In my recent post on bribery I mentioned the new report from Consumers International:
This 44 page report focuses on how drug marketing to physicians in the developing world seriously distorts health priorities. CI concludes that industry self-regulation is a flop, and calls for strict legal bans on "gifts" from drug companies to doctors in developing countries, with severe sanctions for violators.
ADDED 11/4/07: Here are a few more details from this important report. CI notes that most developing countries have effectively abandoned regulation of pharamceutical marketing to the industry. In turn, industry has blatantly violated many of its own claimed ethical codes. Advertisements to physicians in developing countries often leave out even the limited information that is required for the same drug in the developed world, and give blatantly misleading impressions about a drug. CI estimates that up to 50% of medicines in developing countries are irrationally prescribed. In these countries, people may pay a much larger percentage of their extremely limited health care dollars for medicines, so when an expensive drug does not work or is dangerous, the damage is doubled--both the direct effects of the drug, and the waste of money that could have been so much better spent on something else. While the amount of business done in the developing world by the major international drug companies is a small percentage of their total, this small sum is increasing much faster proportionally than most other sectors of the company's business, making it very tempting to keep on doing what drives the most profits. "Gifts" to physicians are often thinly disguised payoffs for the quantity of prescriptions written. Cars and televisions are not uncommon gifts received by high-prescribing doctors. (Popular gifts noted in a Pakistani survey included air conditioners, cars, cash, home appliances, and domestic cattle--the last a nice homey touch, don't you think?) Other popular gifts are air tickets, hotel and meal expenses to attend CME conferences, which are simply outside the affordability range of many practitioners in these nations without company funding.
CI notes that there are already laws and regulations against many of these practices; they need to be enforced. They call for a total ban on gifts; transparency in all industry marketing practices; and more government efforts at making CME and unbiased drug information available to their doctors.

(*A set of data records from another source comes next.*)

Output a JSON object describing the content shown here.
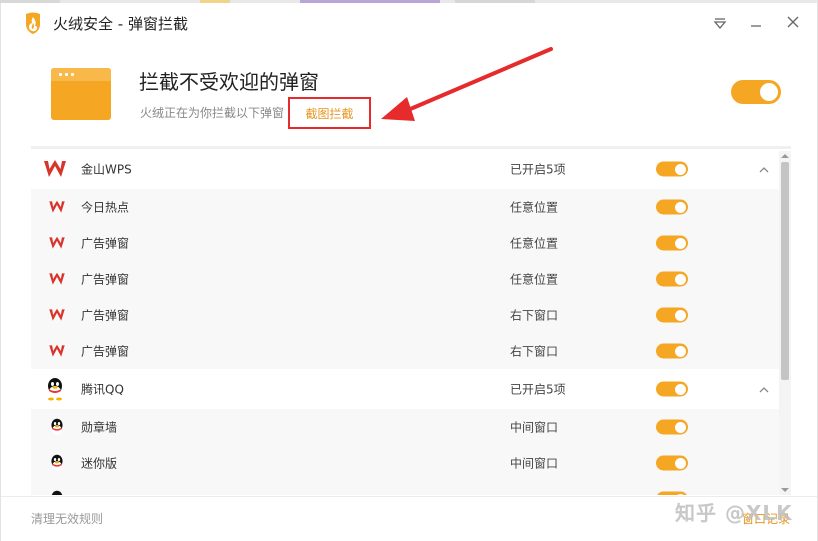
{
  "window": {
    "title": "火绒安全 - 弹窗拦截"
  },
  "hero": {
    "title": "拦截不受欢迎的弹窗",
    "subtitle": "火绒正在为你拦截以下弹窗",
    "screenshot_link": "截图拦截",
    "master_toggle_on": true
  },
  "groups": [
    {
      "name": "金山WPS",
      "status": "已开启5项",
      "icon": "wps-icon",
      "enabled": true,
      "expanded": true,
      "items": [
        {
          "name": "今日热点",
          "position": "任意位置",
          "enabled": true
        },
        {
          "name": "广告弹窗",
          "position": "任意位置",
          "enabled": true
        },
        {
          "name": "广告弹窗",
          "position": "任意位置",
          "enabled": true
        },
        {
          "name": "广告弹窗",
          "position": "右下窗口",
          "enabled": true
        },
        {
          "name": "广告弹窗",
          "position": "右下窗口",
          "enabled": true
        }
      ]
    },
    {
      "name": "腾讯QQ",
      "status": "已开启5项",
      "icon": "qq-icon",
      "enabled": true,
      "expanded": true,
      "items": [
        {
          "name": "勋章墙",
          "position": "中间窗口",
          "enabled": true
        },
        {
          "name": "迷你版",
          "position": "中间窗口",
          "enabled": true
        }
      ]
    }
  ],
  "footer": {
    "clear_rules": "清理无效规则",
    "records": "窗口记录"
  },
  "watermark": "知乎 @XLK",
  "colors": {
    "accent": "#f5a623",
    "annotation_red": "#e52b2b",
    "link_orange": "#e6951e",
    "wps_red": "#d9342b"
  }
}
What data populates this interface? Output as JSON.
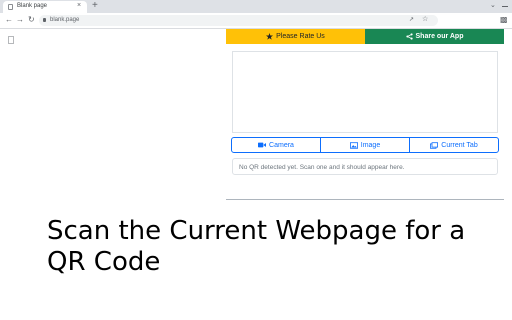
{
  "browser": {
    "tab_title": "Blank page",
    "tab_close": "×",
    "new_tab": "+",
    "url": "blank.page",
    "icons": [
      "page-icon",
      "close-icon",
      "plus-icon",
      "chevron-down-icon",
      "minimize-icon",
      "back-arrow-icon",
      "forward-arrow-icon",
      "reload-icon",
      "lock-icon",
      "share-icon",
      "star-icon",
      "extensions-icon"
    ]
  },
  "popup": {
    "rate_label": "Please Rate Us",
    "share_label": "Share our App",
    "modes": [
      {
        "label": "Camera",
        "icon": "video-camera-icon"
      },
      {
        "label": "Image",
        "icon": "image-icon"
      },
      {
        "label": "Current Tab",
        "icon": "tab-icon"
      }
    ],
    "result_text": "No QR detected yet. Scan one and it should appear here.",
    "colors": {
      "rate": "#ffc107",
      "share": "#198754",
      "primary": "#0d6efd"
    }
  },
  "headline": "Scan the Current Webpage for a QR Code"
}
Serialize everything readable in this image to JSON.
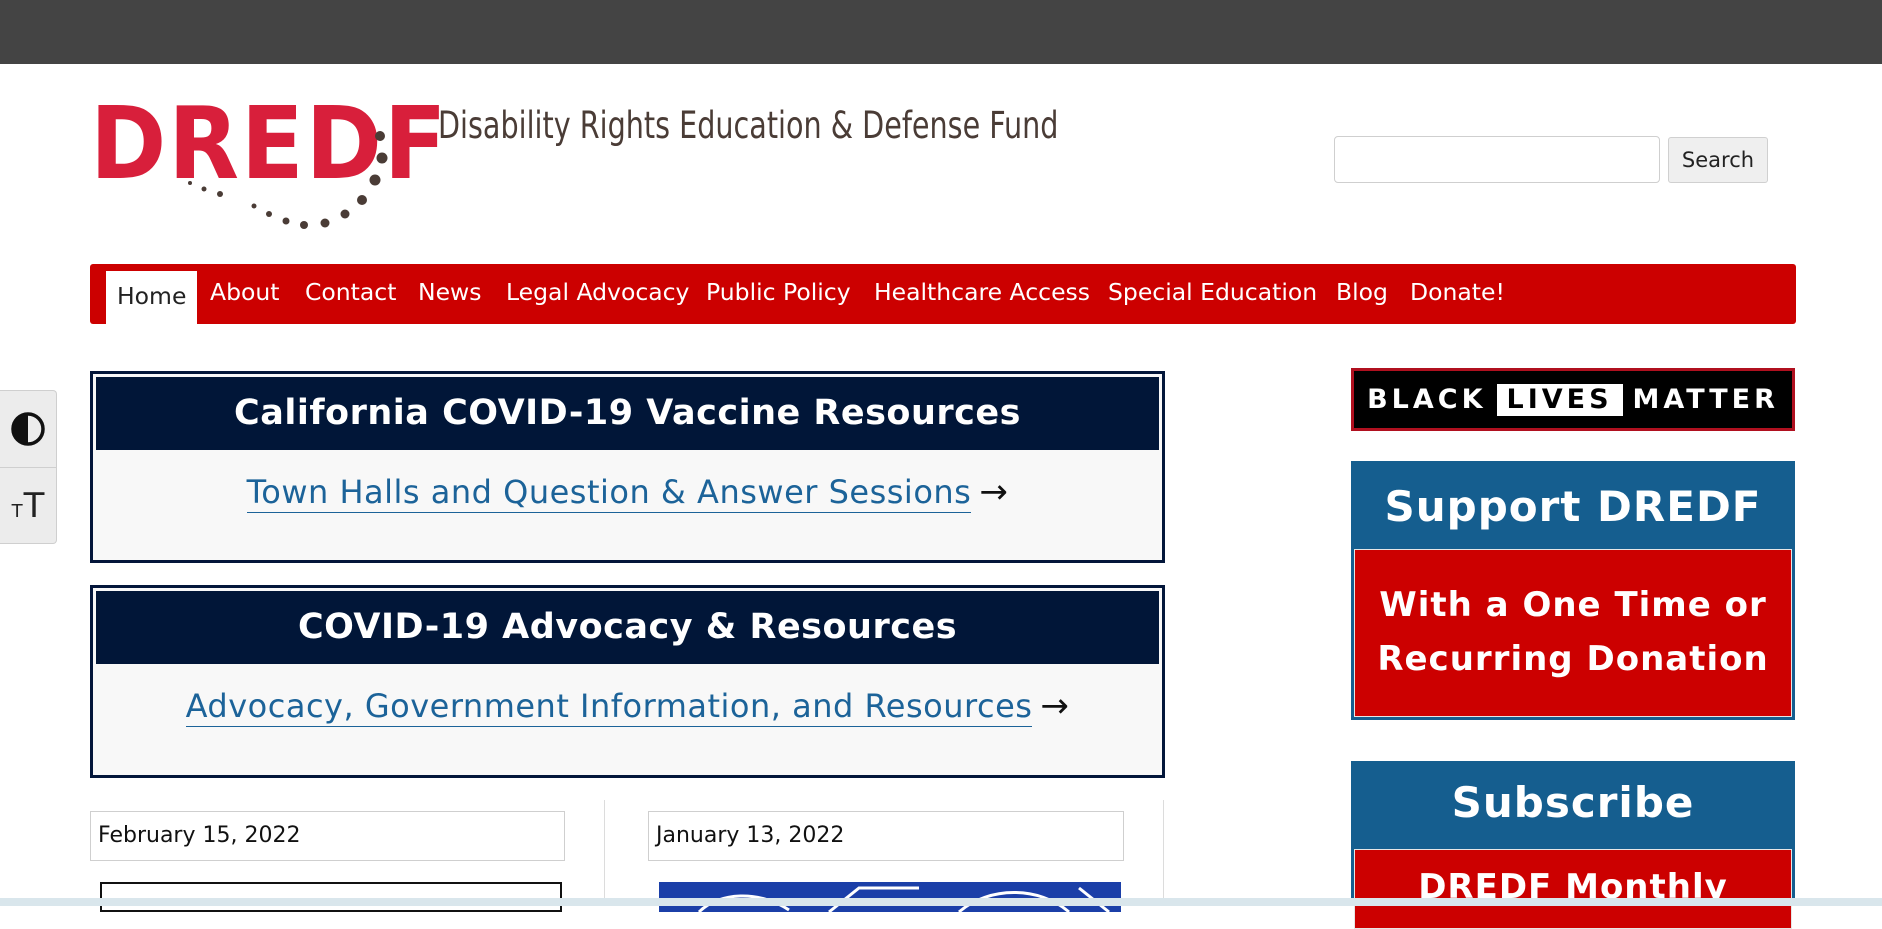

A sad anecdote from Kenya--medical students have been spotted wearing white coats with drug company logos on them. When U.S. educators see residents going around with a lot of drug company pens and other gimmicks sticking out of all their pockets, they often try to shame them by asking, "Would you sell the company advertising space on your white coat?" In Kenya the answer seems to be "yes." CI reports that the same rationalizations that are in common usage among U.S. physicians to excuse taking company largesse are in evidence all around the world--only perhaps more understandable in nations where physicians are paid a relative pittance compared to their American income.